3. Algorithm Selection

   Which algorithm is commonly used for topological sorting that repeatedly removes nodes of zero in-degree from the graph?

   1. Kahn's algorithm
   2. Prim's algorithm
   3. Bellman-Ford algorithm
   4. Kruskal's algorithm

4. DFS Approach

   In the DFS-based approach to topological sorting, when should a node be added to the output list?

   1. Every time the algorithm revisits it.
   2. Before any of its neighbors are visited.
   3. When it is first visited.
   4. After all its descendants have been fully visited (post-order).

5. Practical Application

   If you are scheduling project tasks with dependencies, why might you use topological sorting?

   1. To ensure tasks are executed in an order that respects dependencies.
   2. To detect the shortest paths between tasks.
   3. To maximize resource usage regardless of dependencies.
   4. To randomly order all tasks.

6. Cycle Detection Mechanism

   How does the DFS method typically detect cycles when performing a topological sort?

   1. By checking if a node has already been fully visited.
   2. By using a recursion stack to keep track of nodes in the current path and detecting back edges.
   3. By examining the in-degree of each node.
   4. By sorting all nodes alphabetically.

7. Indegree Concept

   In Kahn's algorithm, what does a node having zero in-degree indicate during execution?

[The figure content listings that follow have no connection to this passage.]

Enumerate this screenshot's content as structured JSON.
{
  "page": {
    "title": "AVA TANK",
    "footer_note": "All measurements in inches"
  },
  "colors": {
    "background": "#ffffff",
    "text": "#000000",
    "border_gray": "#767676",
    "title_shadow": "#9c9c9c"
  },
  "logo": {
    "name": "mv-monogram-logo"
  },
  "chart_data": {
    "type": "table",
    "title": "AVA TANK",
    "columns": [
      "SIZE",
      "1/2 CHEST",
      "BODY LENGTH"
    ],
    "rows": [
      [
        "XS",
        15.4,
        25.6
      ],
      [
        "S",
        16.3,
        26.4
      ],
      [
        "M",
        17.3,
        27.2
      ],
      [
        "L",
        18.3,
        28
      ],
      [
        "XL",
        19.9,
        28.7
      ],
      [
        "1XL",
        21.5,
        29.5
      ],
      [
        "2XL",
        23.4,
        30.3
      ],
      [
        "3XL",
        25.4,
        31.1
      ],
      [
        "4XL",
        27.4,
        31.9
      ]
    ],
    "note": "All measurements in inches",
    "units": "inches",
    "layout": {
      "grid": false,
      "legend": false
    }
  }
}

   1. The node forms a cycle with others.
   2. The node can be safely added to the sorted order as it has no dependencies left.
   3. The node has no outgoing edges.
   4. The node must be skipped in the current iteration.

8. Detecting Cycles with Kahn's Algorithm

   What does it mean if Kahn’s algorithm finishes with unprocessed nodes remaining in the graph?

   1. The graph is already sorted.
   2. There are unreachable nodes from the start node.
   3. All nodes have multiple parents.
   4. The graph contains one or more cycles.

9. Real-world Scenario

   In a build system where files depend on each other, what could a topological sort help determine?

   1. The memory required to store all files.
   2. The correct order in which files should be compiled.
   3. The total number of functions in each file.
   4. Which file contains syntax errors.

10. Algorithm Comparison

    Compared to the DFS approach, what is a key advantage of using Kahn’s algorithm for topological sorting?

    1. It always requires more memory.
    2. It can detect cycles directly by checking if all nodes are processed.
    3. It only works on undirected graphs.
    4. It produces shorter paths between vertices.